A small park in Little Italy is at the center of a big community fight as the de Blasio administration plans to turn Elizabeth Street Garden into a housing development. NY1's Michael Scotto filed the following report.
For many local residents, Elizabeth Street Garden is a quiet refuge from the hustle and bustle around them. But now, the de Blasio administration says this greenspace on city-owned land must go to make way for an apartment building for seniors.
On Wednesday, residents gathered to fight the plan, just days after the city's Department of Housing, Preservation and Development issued a request for developers to present proposals.
"New York City Parks Department, on official New York City websites, say this neighborhood is underserved by open space, yet another city agency wants to destroy this garden," said Jeannine Kiely, president of Friends of Elizabeth Street Garden.
For 25 years, the city has leased the space to a gallery owner who turned it into a sculpture garden, which until recently was only accesible through his gallery.
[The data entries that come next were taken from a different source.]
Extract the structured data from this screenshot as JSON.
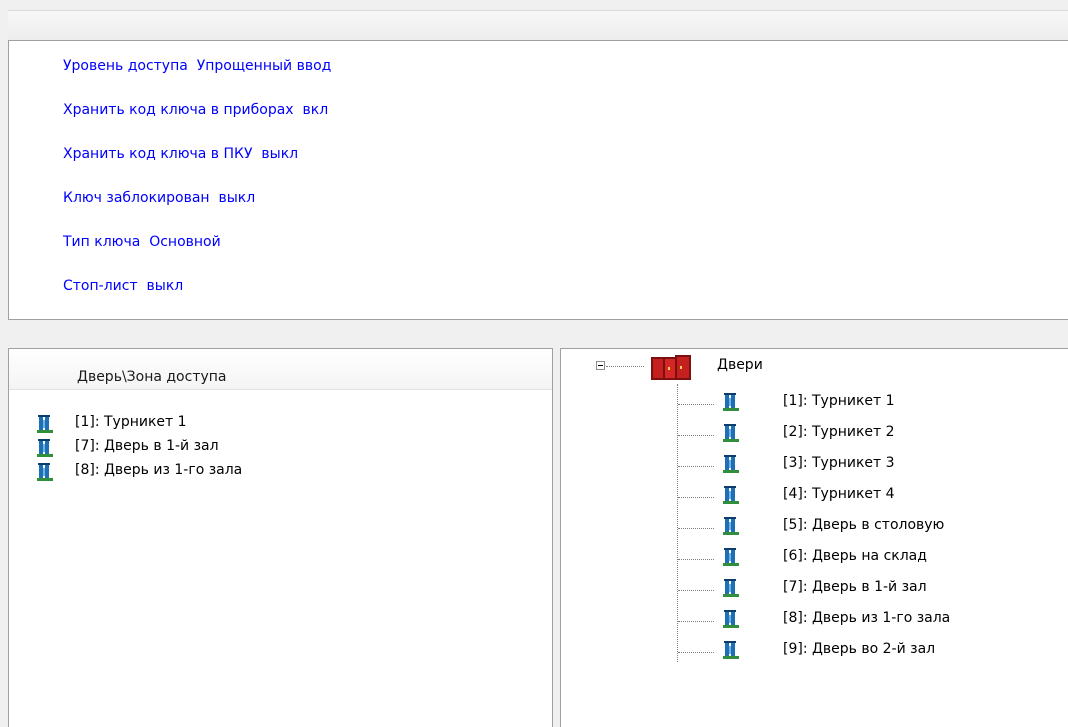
{
  "properties": [
    {
      "name": "Уровень доступа",
      "value": "Упрощенный ввод"
    },
    {
      "name": "Хранить код ключа в приборах",
      "value": "вкл"
    },
    {
      "name": "Хранить код ключа в ПКУ",
      "value": "выкл"
    },
    {
      "name": "Ключ заблокирован",
      "value": "выкл"
    },
    {
      "name": "Тип ключа",
      "value": "Основной"
    },
    {
      "name": "Стоп-лист",
      "value": "выкл"
    }
  ],
  "assigned_doors": {
    "column_header": "Дверь\\Зона доступа",
    "items": [
      {
        "label": "[1]: Турникет 1",
        "icon": "door-icon"
      },
      {
        "label": "[7]: Дверь в 1-й зал",
        "icon": "door-icon"
      },
      {
        "label": "[8]: Дверь из 1-го зала",
        "icon": "door-icon"
      }
    ]
  },
  "doors_tree": {
    "root": {
      "label": "Двери",
      "icon": "doors-group-icon",
      "expanded": true
    },
    "items": [
      {
        "label": "[1]: Турникет 1",
        "icon": "door-icon"
      },
      {
        "label": "[2]: Турникет 2",
        "icon": "door-icon"
      },
      {
        "label": "[3]: Турникет 3",
        "icon": "door-icon"
      },
      {
        "label": "[4]: Турникет 4",
        "icon": "door-icon"
      },
      {
        "label": "[5]: Дверь в столовую",
        "icon": "door-icon"
      },
      {
        "label": "[6]: Дверь на склад",
        "icon": "door-icon"
      },
      {
        "label": "[7]: Дверь в 1-й зал",
        "icon": "door-icon"
      },
      {
        "label": "[8]: Дверь из 1-го зала",
        "icon": "door-icon"
      },
      {
        "label": "[9]: Дверь во 2-й зал",
        "icon": "door-icon"
      }
    ]
  },
  "colors": {
    "link": "#0000ff",
    "panel_border": "#a0a0a0",
    "door_icon_body": "#1f6fb5",
    "door_icon_base": "#2f8f3a",
    "group_icon": "#b01c1c"
  }
}
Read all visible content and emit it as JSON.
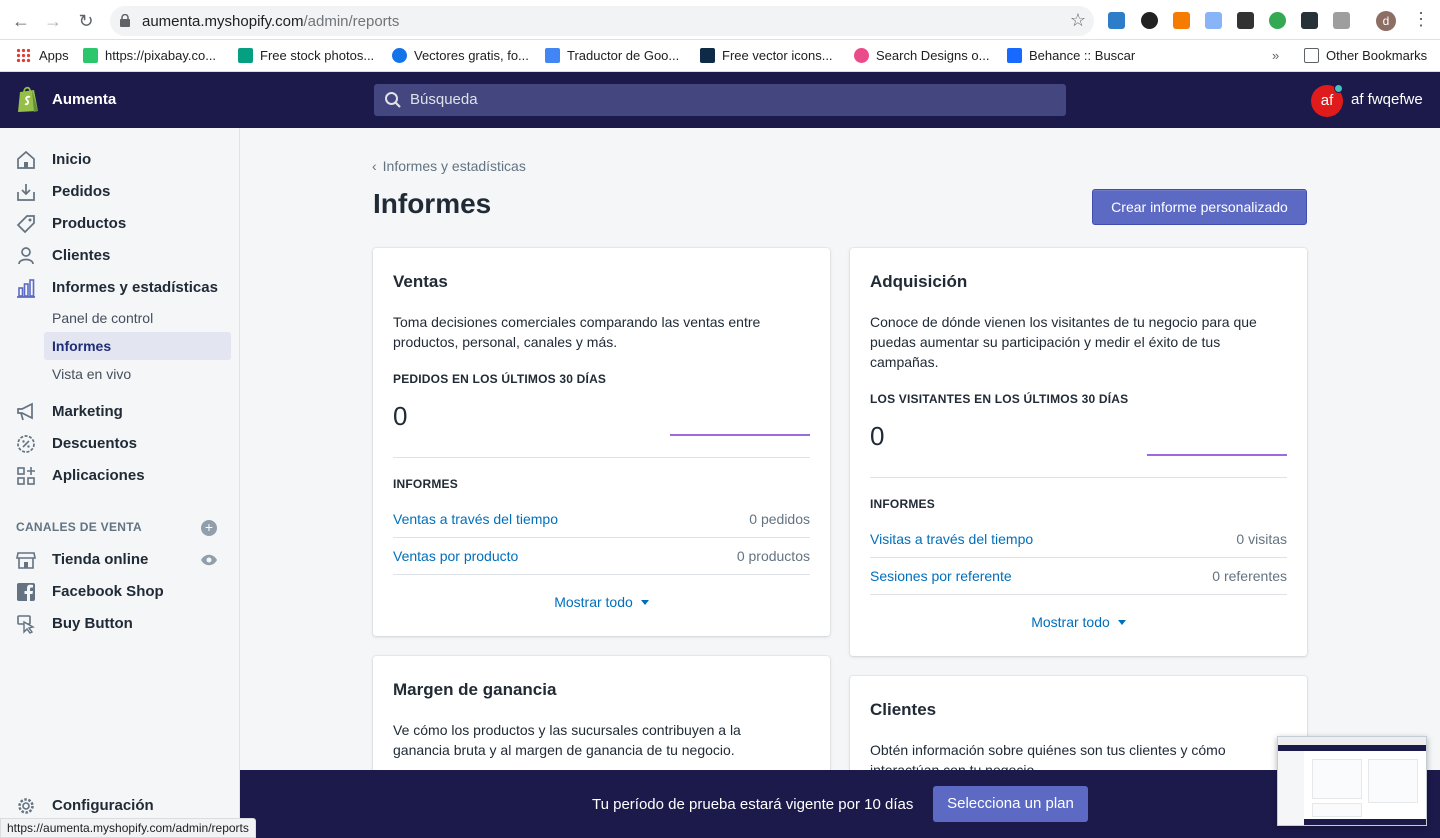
{
  "browser": {
    "url_host": "aumenta.myshopify.com",
    "url_path": "/admin/reports",
    "profile_initial": "d",
    "bookmarks": [
      {
        "label": "Apps",
        "icon": "apps-grid-icon",
        "color": "#e53935"
      },
      {
        "label": "https://pixabay.co...",
        "icon": "pixabay-icon",
        "color": "#2ec66d"
      },
      {
        "label": "Free stock photos...",
        "icon": "pexels-icon",
        "color": "#05a081"
      },
      {
        "label": "Vectores gratis, fo...",
        "icon": "freepik-icon",
        "color": "#1273eb"
      },
      {
        "label": "Traductor de Goo...",
        "icon": "google-translate-icon",
        "color": "#4285f4"
      },
      {
        "label": "Free vector icons...",
        "icon": "flaticon-icon",
        "color": "#0e2a47"
      },
      {
        "label": "Search Designs o...",
        "icon": "dribbble-icon",
        "color": "#ea4c89"
      },
      {
        "label": "Behance :: Buscar",
        "icon": "behance-icon",
        "color": "#1769ff"
      }
    ],
    "other_bookmarks": "Other Bookmarks",
    "status_url": "https://aumenta.myshopify.com/admin/reports"
  },
  "topbar": {
    "store_name": "Aumenta",
    "search_placeholder": "Búsqueda",
    "avatar_initials": "af",
    "user_name": "af fwqefwe"
  },
  "sidebar": {
    "items": [
      {
        "label": "Inicio",
        "icon": "home-icon"
      },
      {
        "label": "Pedidos",
        "icon": "orders-icon"
      },
      {
        "label": "Productos",
        "icon": "tag-icon"
      },
      {
        "label": "Clientes",
        "icon": "person-icon"
      },
      {
        "label": "Informes y estadísticas",
        "icon": "bar-chart-icon"
      }
    ],
    "sub_items": [
      {
        "label": "Panel de control"
      },
      {
        "label": "Informes",
        "active": true
      },
      {
        "label": "Vista en vivo"
      }
    ],
    "items2": [
      {
        "label": "Marketing",
        "icon": "megaphone-icon"
      },
      {
        "label": "Descuentos",
        "icon": "discount-icon"
      },
      {
        "label": "Aplicaciones",
        "icon": "apps-icon"
      }
    ],
    "channels_title": "CANALES DE VENTA",
    "channels": [
      {
        "label": "Tienda online",
        "icon": "store-icon"
      },
      {
        "label": "Facebook Shop",
        "icon": "facebook-icon"
      },
      {
        "label": "Buy Button",
        "icon": "buy-button-icon"
      }
    ],
    "settings_label": "Configuración"
  },
  "main": {
    "breadcrumb": "Informes y estadísticas",
    "title": "Informes",
    "create_button": "Crear informe personalizado",
    "cards": {
      "ventas": {
        "title": "Ventas",
        "desc": "Toma decisiones comerciales comparando las ventas entre productos, personal, canales y más.",
        "metric_label": "PEDIDOS EN LOS ÚLTIMOS 30 DÍAS",
        "metric_value": "0",
        "reports_label": "INFORMES",
        "rows": [
          {
            "link": "Ventas a través del tiempo",
            "value": "0 pedidos"
          },
          {
            "link": "Ventas por producto",
            "value": "0 productos"
          }
        ],
        "show_all": "Mostrar todo"
      },
      "adquisicion": {
        "title": "Adquisición",
        "desc": "Conoce de dónde vienen los visitantes de tu negocio para que puedas aumentar su participación y medir el éxito de tus campañas.",
        "metric_label": "LOS VISITANTES EN LOS ÚLTIMOS 30 DÍAS",
        "metric_value": "0",
        "reports_label": "INFORMES",
        "rows": [
          {
            "link": "Visitas a través del tiempo",
            "value": "0 visitas"
          },
          {
            "link": "Sesiones por referente",
            "value": "0 referentes"
          }
        ],
        "show_all": "Mostrar todo"
      },
      "margen": {
        "title": "Margen de ganancia",
        "desc": "Ve cómo los productos y las sucursales contribuyen a la ganancia bruta y al margen de ganancia de tu negocio."
      },
      "clientes": {
        "title": "Clientes",
        "desc": "Obtén información sobre quiénes son tus clientes y cómo interactúan con tu negocio."
      }
    }
  },
  "trial": {
    "text": "Tu período de prueba estará vigente por 10 días",
    "button": "Selecciona un plan"
  },
  "colors": {
    "topbar": "#1c1a4b",
    "primary": "#5c6ac4",
    "link": "#006fbb",
    "sparkline": "#9c6ade"
  }
}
The city says it wants a private developer to put up some 75 apartments here, all of them for low-income people 62 and over, part of the mayor's drive to build affordable housing across the city.
The project would include stores and some open space.
City Councilwoman Margaret Chin has championed the project.
"There's so many seniors living in the neighborhood, and some of them are living in these tenement buildings, fifth-story walkup, they can't come down, and a lot of them have been on waiting lists," Chin said.
Supporters of Elizabeth Street Garden think the housing should be built elsewhere, specifically about a mile west, on a vacant lot at Hudson and Clarkson Streets.
"It's a better site mostly because five times as much affordable housing can be built here as at Elizabeth Street Garden," said Tobi Bergman, chairman of Community Board 2.
The city says it is looking to build affordable housing on that site as well.
Back at Elizabeth Street Garden, the man who created it all is sad it may come to end.
"I never envisioned when I built this that it would be destroyed," said Allan Reiver, who developed the park.
But as the city grapples with a lack of green space and affordable housing, it appears housing has won out.